KERRY’S SPEECH

It struck me as a strong one on domestic issues. On energy independence, and protecting the Constitution, it was a winner. He looks like a potential president. But it was deeply worrying in one respect. The war on terror was barely mentioned. This on a day of appalling carnage in Iraq. I fear this man simply doesn’t get it. No one should support him for the highest office in the land until he proves he understands our enemy; and demonstrates that he will get up every day in the Oval Office to see how he can take the fight to the Islamists. I don’t see that fire right now. In fact, I don’t even see a flicker. It’s a deal-breaker for me. (Just as attacking civil rights and playing politics with the Constitution is a deal-breaker as far as Bush is concerned.) Kerry has several months to prove otherwise. But it wasn’t an auspicious start.
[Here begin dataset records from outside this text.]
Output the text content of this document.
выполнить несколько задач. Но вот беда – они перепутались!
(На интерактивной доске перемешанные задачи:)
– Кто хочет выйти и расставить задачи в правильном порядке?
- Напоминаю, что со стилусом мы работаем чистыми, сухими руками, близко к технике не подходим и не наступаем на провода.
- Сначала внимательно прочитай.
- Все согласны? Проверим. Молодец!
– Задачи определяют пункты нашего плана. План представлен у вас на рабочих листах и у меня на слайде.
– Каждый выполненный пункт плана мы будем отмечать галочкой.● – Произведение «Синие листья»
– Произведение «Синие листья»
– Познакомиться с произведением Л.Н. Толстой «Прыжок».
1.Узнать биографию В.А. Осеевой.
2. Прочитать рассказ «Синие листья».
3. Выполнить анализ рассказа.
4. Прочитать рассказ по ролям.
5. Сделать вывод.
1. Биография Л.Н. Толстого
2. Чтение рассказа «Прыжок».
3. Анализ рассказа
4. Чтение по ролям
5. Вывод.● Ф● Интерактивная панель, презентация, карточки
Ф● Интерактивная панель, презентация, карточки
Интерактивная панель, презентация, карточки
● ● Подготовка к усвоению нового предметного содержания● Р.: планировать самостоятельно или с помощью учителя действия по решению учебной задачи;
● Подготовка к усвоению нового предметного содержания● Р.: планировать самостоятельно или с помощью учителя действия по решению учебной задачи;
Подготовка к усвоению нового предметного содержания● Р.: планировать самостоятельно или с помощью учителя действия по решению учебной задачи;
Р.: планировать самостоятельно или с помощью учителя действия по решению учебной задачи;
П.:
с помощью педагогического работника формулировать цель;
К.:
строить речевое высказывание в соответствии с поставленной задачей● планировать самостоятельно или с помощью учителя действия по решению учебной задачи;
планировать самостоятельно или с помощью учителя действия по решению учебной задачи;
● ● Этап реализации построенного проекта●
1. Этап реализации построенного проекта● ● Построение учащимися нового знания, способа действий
A LEGEND RETIRES: I grew up listening to Alistair Cooke’s peerless “Letter from America.” I had a ritual. On Friday nights after I got back from school (I had an hour and a half commute on public transportation every day), I’d have dinner and then slink upstairs to take a long bath. Cooke’s letter lasted the length of my bath: fifteen minutes. By then, the water was getting cold and my siblings were banging on the door. It was an oasis of calm, fascination, and piercing intelligence. How he sustained that quality for so long is awe-inspiring. He was still at it in his 90s, until he retired this week. He gave me my first understanding of America – that great, mysterious giant that loomed across an ocean. And I will always be grateful. He is irreplaceable. But his example of translating this wonderful and completely baffling place to the British has been an inspiration for me as I write each week for the Sunday Times in London. He made me understand what a privilege it is to convey something of this country’s diversity, paradox and exhilarating energy. And how impossible it is to come close to his wit, erudition and extraordinarily good judgment.